The AK423 antibody recognizes Dictyostelium actin by Western blot

Introduction

Actin is one of the most abundant proteins in eukaryotic cells, and a major structural component of the cytoskeleton. The major actin protein from Dictyostelium (UniProt #P07830) is encoded by 17 identical genes. Here we describe the ability of the AK423 antibody, a single chain fragment (scFv) derived from the 224-236-1 hybridoma (Westphal et al., 1997), to detect Dictyostelium actin by Western blot.

Materials & Methods

Antibodies: ABCD_AK423 antibody (ABCD nomenclature, http://web.expasy.org/abcd/) was produced by the Geneva Antibody Facility (http://unige.ch/medecine/antibodies/) as mini-antibody with the antigen-binding scFv fused to a rabbit IgG Fc. The synthesized scFv sequence (GeneArt, Invitrogen) corresponds to the sequence of the variable regions joined by a peptide linker (GGGGS)₃. The sequencing of the 224-236-1 hybridoma was performed by the Geneva Antibody Facility. HEK293 suspension cells (growing in FreeStyle™ 293 Expression Medium, Gibco #12338) were transiently transfected with the vector coding for the scFv-Fc. Supernatants were collected after 4 days; this antibody has a low production yield on our system (<10 mg/L).

Antigen: D. discoideum DH1 cells, cultivated in HL5 medium, were used to detect the full-length protein.

Protocol: 10⁶ cells were pelleted, resuspended in 200 L of sample buffer (20.6% (w/v) sucrose, 100 mM Tris pH 6,8, 10 mM EDTA, 0,1% (w/v) bromophenol blue, 4% (w/v) SDS, 6% (v/v) ß-mercaptoethanol), and boiled for 15 min at 95 ^oC. 10 L of each sample (5x10⁴ cells) was migrated (150 V, 45 min) in a 4-20% acrylamide gel (Genscript, SurePAGE Bis-Tris, #M00655), and transferred to a nitrocellulose membrane using a dry transfer system for 7 minutes (iBlot gel transfer device, Invitrogen #IB23001).
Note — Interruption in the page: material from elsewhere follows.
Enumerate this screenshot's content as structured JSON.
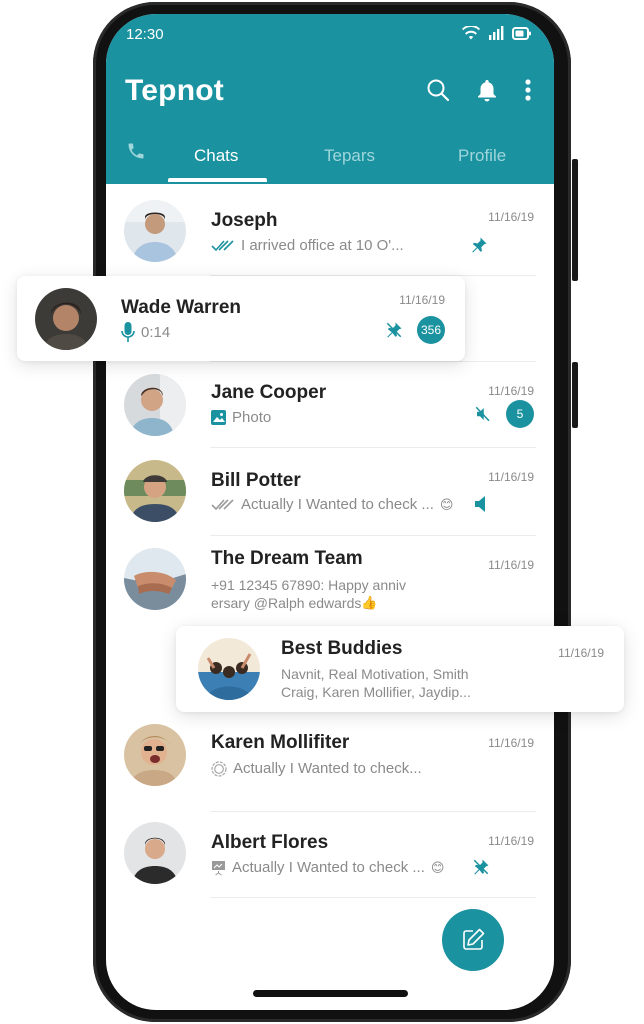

The membranes were blocked during 30 min in PBS containing 0.1% (v/v) Tween20 and 7% (w/v) milk, and washed once for 15 minutes in PBS + 0.1% (v/v) Tween20 (PBS-Tween). The membranes were then incubated during 1 hour at RT with either the 224-236-1 mouse monoclonal or the AK423 scFv antibody (diluted 1:10 or 1:20 in PBS-Tween, respectively). The membranes were then washed three times (5+5+15 min) and incubated for 1 hour with the horseradish peroxidase-coupled goat anti-mouse IgG (Biorad#170-6516, dilution 1:3000) or anti-rabbit IgG (Sigma #A8275, dilution 1:3000) and washed three times (15 min) in PBS-Tween. The signal was revealed by enhanced chemiluminescence (ECL) (Amersham Biosciences) using a PXi-4 gel imaging systems (Syngene).

Results

Despite the fact the AK423 antibody is produced at low yield, it specifically recognizes the actin protein, detecting a single band around 42 kDa (Fig. 1), similarly to the original 224-236-1 hybridoma (Westphal et al., 1997).

Figure 1. The 224-236-1 hybridoma and the AK423 scFv specifically recognize the actin protein (predicted molecular mass ~42 kDa).

Conflict of interest

The authors declare no conflict of interest.